The traditional subject of the changing seasons is portrayed here, but in a very impressionistic, abbreviated way. Summer appears on the right, with leaves on the trees, and boats moored in the rain on calm sea, which is itself suggested only by an unpainted area. The snow-laden trees and mountain hut of the left screen represent winter.

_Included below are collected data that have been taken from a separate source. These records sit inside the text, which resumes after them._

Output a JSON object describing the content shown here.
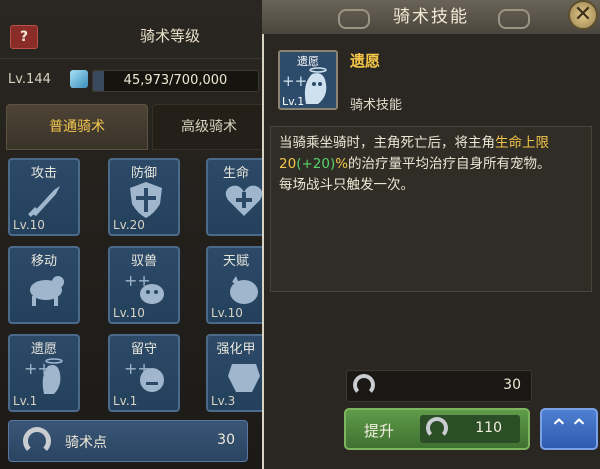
{
  "left": {
    "help_label": "?",
    "title": "骑术等级",
    "level_label": "Lv.144",
    "exp_text": "45,973/700,000",
    "exp_fraction": 0.0657,
    "tabs": [
      {
        "label": "普通骑术",
        "active": true
      },
      {
        "label": "高级骑术",
        "active": false
      }
    ],
    "skills": [
      {
        "name": "攻击",
        "level": "Lv.10",
        "icon": "sword-icon"
      },
      {
        "name": "防御",
        "level": "Lv.20",
        "icon": "shield-icon"
      },
      {
        "name": "生命",
        "level": "",
        "icon": "heart-icon"
      },
      {
        "name": "移动",
        "level": "",
        "icon": "running-beast-icon"
      },
      {
        "name": "驭兽",
        "level": "Lv.10",
        "icon": "tame-beast-icon"
      },
      {
        "name": "天赋",
        "level": "Lv.10",
        "icon": "talent-icon"
      },
      {
        "name": "遗愿",
        "level": "Lv.1",
        "icon": "ghost-icon"
      },
      {
        "name": "留守",
        "level": "Lv.1",
        "icon": "guard-beast-icon"
      },
      {
        "name": "强化甲",
        "level": "Lv.3",
        "icon": "armor-icon"
      }
    ],
    "points_label": "骑术点",
    "points_value": "30",
    "points_icon": "horseshoe-icon"
  },
  "popup": {
    "title": "骑术技能",
    "close_label": "✕",
    "icon_name": "遗愿",
    "icon_level": "Lv.1",
    "skill_name": "遗愿",
    "skill_type": "骑术技能",
    "desc_part1": "当骑乘坐骑时，主角死亡后，将主角",
    "desc_hl": "生命上限",
    "desc_val": "20",
    "desc_bonus": "(+20)",
    "desc_pct": "%",
    "desc_part2": "的治疗量平均治疗自身所有宠物。",
    "desc_part3": "每场战斗只触发一次。",
    "cost_value": "30",
    "upgrade_label": "提升",
    "upgrade_cost": "110",
    "max_label": "⌃⌃"
  },
  "colors": {
    "highlight": "#f3c548",
    "bonus": "#57d26a",
    "skill_tile": "#2c4a68",
    "upgrade_green": "#4f8a3d",
    "max_blue": "#3d6cc2"
  }
}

Okamoto Toyohiko was one of the two most important pupils of Go Shun (1752-1811), the founder of the Shijo school of painting in Kyoto. The boat moored with its stern to the viewer (right screen), and the group of crows in the tree (left screen) are both motifs that originated with Go Shun. Toyohiko is renowned for his fluid brushwork, skilful use of space, and interest in the lives of ordinary country folk. Humanity is suggested here by the fishing boats and the farmers trudging to a ramshackle building in the snow. In the characteristic manner of Shijo painting, the highly nuanced brush strokes and ink washes subtly suggest season, weather and time of day.
The signature on the right screen reads 'Oka Toyohiko sei' (Produced by Oka[moto] Toyohiko), and the seal reads 'Toyohiko'. On the left screen the signature reads, 'Hinotō-i shunjitsu, Oka Toyohiko sei' (Produced by Oka[moto]Toyohiko on a spring day in the Boar Year (=1827)' and the seal is, again, 'Toyohiko'.